Day 01: Drusilla Dunjee Houston

In 1926, Harpers Ferry-born Drusilla Dunjee Houston published Wonderful Ethiopians of the Ancient Cushite Empire Book 1: Nations of the Cushite Empire, marvelous Facts from Authentic Records. Houston's work, and its sequel, shared her historical findings of the ancient African civilization. Research highlighting Africa's past was rare at this time and Houston's texts have been a continuous influence on succeeding historians.

Houston was born on January 20, 1876 into a Baptist missionary family. She was one of ten children. In addition to being a historian, she was a playwright, a poet, editor of a newspaper, a pianist, and a religious director.
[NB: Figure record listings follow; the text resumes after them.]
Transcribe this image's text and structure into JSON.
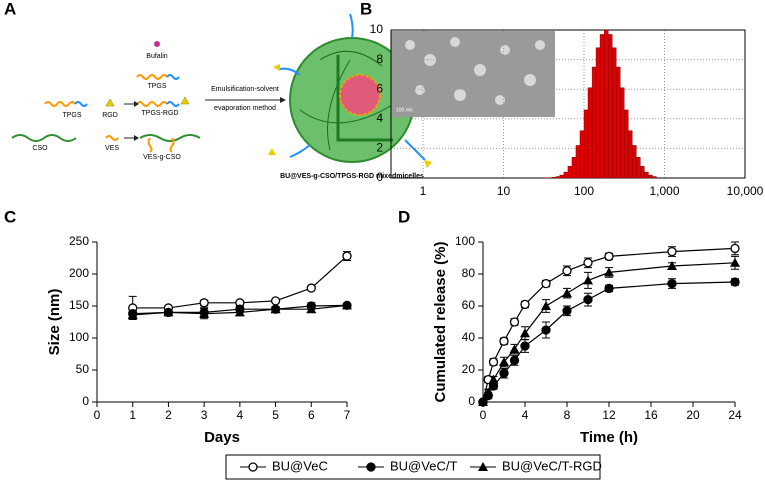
{
  "panel_labels": [
    "A",
    "B",
    "C",
    "D"
  ],
  "schematic": {
    "labels": [
      "Bufalin",
      "TPGS",
      "TPGS-RGD",
      "TPGS",
      "RGD",
      "CSO",
      "VES",
      "VES-g-CSO",
      "Emulsification-solvent",
      "evaporation method",
      "BU@VES-g-CSO/TPGS-RGD mixedmicelles"
    ],
    "inset_scale": "100 nm"
  },
  "legend": [
    "BU@VeC",
    "BU@VeC/T",
    "BU@VeC/T-RGD"
  ],
  "chart_data": [
    {
      "type": "histogram",
      "xscale": "log",
      "grid": true,
      "color": "#e00000",
      "bins": [
        25.1,
        28.2,
        31.6,
        35.5,
        39.8,
        44.7,
        50.1,
        56.2,
        63.1,
        70.8,
        79.4,
        89.1,
        100,
        112,
        126,
        141,
        158,
        178,
        200,
        224,
        251,
        282,
        316,
        355,
        398,
        447,
        501,
        562,
        631,
        708,
        794
      ],
      "counts": [
        0,
        0,
        0.01,
        0.02,
        0.05,
        0.1,
        0.2,
        0.4,
        0.8,
        1.4,
        2.2,
        3.2,
        4.6,
        6.1,
        7.5,
        8.8,
        9.7,
        10,
        9.7,
        8.8,
        7.5,
        6.1,
        4.6,
        3.2,
        2.2,
        1.4,
        0.8,
        0.4,
        0.2,
        0.1
      ],
      "xlim": [
        0.4,
        10000
      ],
      "xticks": [
        1,
        10,
        100,
        {
          "value": 1000,
          "label": "1,000"
        },
        {
          "value": 10000,
          "label": "10,000"
        }
      ],
      "ylim": [
        0,
        10
      ],
      "yticks": [
        0,
        2,
        4,
        6,
        8,
        10
      ]
    },
    {
      "type": "line",
      "xlabel": "Days",
      "ylabel": "Size (nm)",
      "x": [
        1,
        2,
        3,
        4,
        5,
        6,
        7
      ],
      "series": [
        {
          "marker": "open-circle",
          "color": "#000000",
          "values": [
            147,
            147,
            155,
            155,
            158,
            178,
            228
          ],
          "errors": [
            18,
            3,
            4,
            3,
            3,
            3,
            7
          ]
        },
        {
          "marker": "circle",
          "color": "#000000",
          "values": [
            138,
            140,
            140,
            145,
            145,
            150,
            151
          ],
          "errors": [
            5,
            3,
            8,
            5,
            4,
            5,
            3
          ]
        },
        {
          "marker": "triangle",
          "color": "#000000",
          "values": [
            136,
            140,
            138,
            140,
            145,
            145,
            151
          ],
          "errors": [
            5,
            3,
            8,
            5,
            4,
            5,
            3
          ]
        }
      ],
      "xlim": [
        0,
        7
      ],
      "xticks": [
        0,
        1,
        2,
        3,
        4,
        5,
        6,
        7
      ],
      "ylim": [
        0,
        250
      ],
      "yticks": [
        0,
        50,
        100,
        150,
        200,
        250
      ]
    },
    {
      "type": "line",
      "xlabel": "Time (h)",
      "ylabel": "Cumulated release (%)",
      "x": [
        0,
        0.5,
        1,
        2,
        3,
        4,
        6,
        8,
        10,
        12,
        18,
        24
      ],
      "series": [
        {
          "marker": "open-circle",
          "color": "#000000",
          "values": [
            0,
            14,
            25,
            38,
            50,
            61,
            74,
            82,
            87,
            91,
            94,
            96
          ],
          "errors": [
            1,
            2,
            2,
            2,
            2,
            2,
            2,
            3,
            3,
            2,
            3,
            4
          ]
        },
        {
          "marker": "circle",
          "color": "#000000",
          "values": [
            0,
            4,
            10,
            18,
            26,
            35,
            45,
            57,
            64,
            71,
            74,
            75
          ],
          "errors": [
            1,
            2,
            2,
            3,
            3,
            4,
            5,
            3,
            4,
            2,
            3,
            2
          ]
        },
        {
          "marker": "triangle",
          "color": "#000000",
          "values": [
            0,
            6,
            14,
            25,
            33,
            43,
            60,
            68,
            76,
            81,
            85,
            87
          ],
          "errors": [
            1,
            2,
            2,
            3,
            3,
            4,
            4,
            3,
            5,
            3,
            2,
            4
          ]
        }
      ],
      "xlim": [
        0,
        24
      ],
      "xticks": [
        0,
        4,
        8,
        12,
        16,
        20,
        24
      ],
      "ylim": [
        0,
        100
      ],
      "yticks": [
        0,
        20,
        40,
        60,
        80,
        100
      ]
    }
  ]
}
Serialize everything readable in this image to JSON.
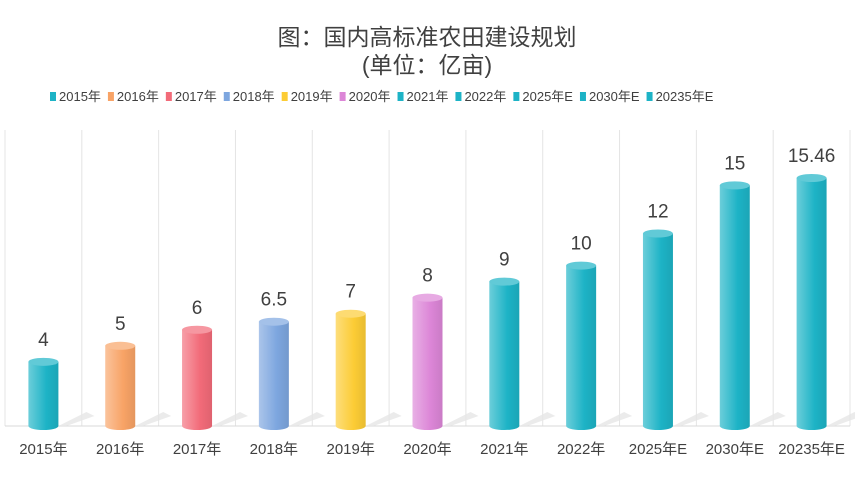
{
  "chart_data": {
    "type": "bar",
    "style": "3d-cylinder",
    "title": "图：国内高标准农田建设规划",
    "subtitle": "(单位：亿亩)",
    "categories": [
      "2015年",
      "2016年",
      "2017年",
      "2018年",
      "2019年",
      "2020年",
      "2021年",
      "2022年",
      "2025年E",
      "2030年E",
      "20235年E"
    ],
    "values": [
      4,
      5,
      6,
      6.5,
      7,
      8,
      9,
      10,
      12,
      15,
      15.46
    ],
    "data_labels": [
      "4",
      "5",
      "6",
      "6.5",
      "7",
      "8",
      "9",
      "10",
      "12",
      "15",
      "15.46"
    ],
    "colors": [
      "#1db3c6",
      "#f8a366",
      "#f26b79",
      "#7da6df",
      "#fccc35",
      "#dc86d7",
      "#1db3c6",
      "#1db3c6",
      "#1db3c6",
      "#1db3c6",
      "#1db3c6"
    ],
    "legend": {
      "position": "top",
      "entries": [
        "2015年",
        "2016年",
        "2017年",
        "2018年",
        "2019年",
        "2020年",
        "2021年",
        "2022年",
        "2025年E",
        "2030年E",
        "20235年E"
      ]
    },
    "ylim": [
      0,
      16.5
    ],
    "grid": "vertical category separators",
    "xlabel": "",
    "ylabel": ""
  }
}
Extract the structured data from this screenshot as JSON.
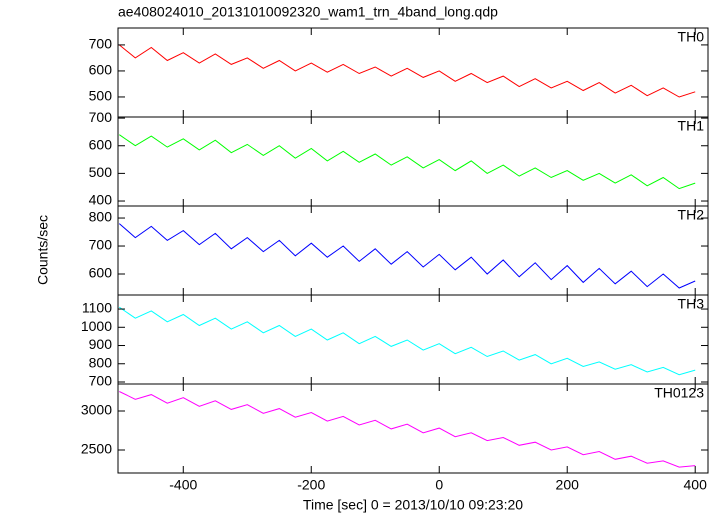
{
  "title": "ae408024010_20131010092320_wam1_trn_4band_long.qdp",
  "xlabel": "Time [sec] 0 = 2013/10/10 09:23:20",
  "ylabel": "Counts/sec",
  "chart_data": [
    {
      "type": "line",
      "xlim": [
        -502,
        420
      ],
      "xticks": [
        -400,
        -200,
        0,
        200,
        400
      ],
      "ylim": [
        423,
        765
      ],
      "yticks": [
        500,
        600,
        700
      ],
      "x": [
        -500,
        -475,
        -450,
        -425,
        -400,
        -375,
        -350,
        -325,
        -300,
        -275,
        -250,
        -225,
        -200,
        -175,
        -150,
        -125,
        -100,
        -75,
        -50,
        -25,
        0,
        25,
        50,
        75,
        100,
        125,
        150,
        175,
        200,
        225,
        250,
        275,
        300,
        325,
        350,
        375,
        400
      ],
      "series": [
        {
          "name": "TH0",
          "color": "#ff0000",
          "values": [
            700,
            650,
            690,
            640,
            670,
            630,
            665,
            625,
            650,
            610,
            640,
            600,
            630,
            595,
            625,
            590,
            615,
            580,
            610,
            575,
            600,
            560,
            590,
            555,
            580,
            540,
            570,
            535,
            560,
            525,
            555,
            515,
            545,
            505,
            535,
            500,
            520
          ]
        }
      ]
    },
    {
      "type": "line",
      "xlim": [
        -502,
        420
      ],
      "xticks": [
        -400,
        -200,
        0,
        200,
        400
      ],
      "ylim": [
        382,
        704
      ],
      "yticks": [
        400,
        500,
        600,
        700
      ],
      "x": [
        -500,
        -475,
        -450,
        -425,
        -400,
        -375,
        -350,
        -325,
        -300,
        -275,
        -250,
        -225,
        -200,
        -175,
        -150,
        -125,
        -100,
        -75,
        -50,
        -25,
        0,
        25,
        50,
        75,
        100,
        125,
        150,
        175,
        200,
        225,
        250,
        275,
        300,
        325,
        350,
        375,
        400
      ],
      "series": [
        {
          "name": "TH1",
          "color": "#00ff00",
          "values": [
            640,
            600,
            635,
            595,
            625,
            585,
            620,
            575,
            605,
            565,
            600,
            555,
            590,
            545,
            580,
            540,
            570,
            530,
            560,
            520,
            550,
            510,
            545,
            500,
            530,
            490,
            520,
            485,
            510,
            475,
            500,
            465,
            495,
            455,
            485,
            445,
            465
          ]
        }
      ]
    },
    {
      "type": "line",
      "xlim": [
        -502,
        420
      ],
      "xticks": [
        -400,
        -200,
        0,
        200,
        400
      ],
      "ylim": [
        525,
        843
      ],
      "yticks": [
        600,
        700,
        800
      ],
      "x": [
        -500,
        -475,
        -450,
        -425,
        -400,
        -375,
        -350,
        -325,
        -300,
        -275,
        -250,
        -225,
        -200,
        -175,
        -150,
        -125,
        -100,
        -75,
        -50,
        -25,
        0,
        25,
        50,
        75,
        100,
        125,
        150,
        175,
        200,
        225,
        250,
        275,
        300,
        325,
        350,
        375,
        400
      ],
      "series": [
        {
          "name": "TH2",
          "color": "#0000ff",
          "values": [
            780,
            730,
            770,
            720,
            755,
            705,
            745,
            690,
            730,
            680,
            720,
            665,
            710,
            660,
            700,
            645,
            690,
            635,
            680,
            625,
            670,
            615,
            660,
            600,
            650,
            590,
            640,
            580,
            630,
            570,
            620,
            565,
            610,
            555,
            600,
            550,
            575
          ]
        }
      ]
    },
    {
      "type": "line",
      "xlim": [
        -502,
        420
      ],
      "xticks": [
        -400,
        -200,
        0,
        200,
        400
      ],
      "ylim": [
        689,
        1177
      ],
      "yticks": [
        700,
        800,
        900,
        1000,
        1100
      ],
      "x": [
        -500,
        -475,
        -450,
        -425,
        -400,
        -375,
        -350,
        -325,
        -300,
        -275,
        -250,
        -225,
        -200,
        -175,
        -150,
        -125,
        -100,
        -75,
        -50,
        -25,
        0,
        25,
        50,
        75,
        100,
        125,
        150,
        175,
        200,
        225,
        250,
        275,
        300,
        325,
        350,
        375,
        400
      ],
      "series": [
        {
          "name": "TH3",
          "color": "#00ffff",
          "values": [
            1110,
            1050,
            1090,
            1030,
            1070,
            1010,
            1050,
            990,
            1030,
            970,
            1010,
            950,
            990,
            930,
            970,
            910,
            950,
            895,
            930,
            875,
            910,
            855,
            890,
            840,
            870,
            820,
            850,
            800,
            830,
            785,
            810,
            770,
            795,
            755,
            780,
            740,
            765
          ]
        }
      ]
    },
    {
      "type": "line",
      "xlim": [
        -502,
        420
      ],
      "xticks": [
        -400,
        -200,
        0,
        200,
        400
      ],
      "ylim": [
        2205,
        3346
      ],
      "yticks": [
        2500,
        3000
      ],
      "x": [
        -500,
        -475,
        -450,
        -425,
        -400,
        -375,
        -350,
        -325,
        -300,
        -275,
        -250,
        -225,
        -200,
        -175,
        -150,
        -125,
        -100,
        -75,
        -50,
        -25,
        0,
        25,
        50,
        75,
        100,
        125,
        150,
        175,
        200,
        225,
        250,
        275,
        300,
        325,
        350,
        375,
        400
      ],
      "series": [
        {
          "name": "TH0123",
          "color": "#ff00ff",
          "values": [
            3250,
            3150,
            3210,
            3100,
            3170,
            3060,
            3130,
            3020,
            3080,
            2970,
            3030,
            2920,
            2980,
            2870,
            2930,
            2820,
            2880,
            2770,
            2830,
            2720,
            2780,
            2670,
            2720,
            2620,
            2660,
            2560,
            2600,
            2500,
            2540,
            2440,
            2480,
            2380,
            2420,
            2330,
            2360,
            2280,
            2300
          ]
        }
      ]
    }
  ]
}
Houston founded McAlester Seminary for Girls, as well as the Oklahoma Vocational Institute for Fine Arts and Crafts. She also helped to establish the Dogen Reading Room and the Oklahoma chapters of the YWCA, the NAACP and the Red Cross. Though she was undoubtedly an intellectual, Houston never received formal higher education.
When manhood is shackled, into its place
Nature oft forces a courageous race
Of women, who with heroic spirit,
Stamp within unborn children the merit
Denied their fathers. For what man’s disdain
Keeps from one generation, the next will gain.
from America's Uncrowned Queens, 1917.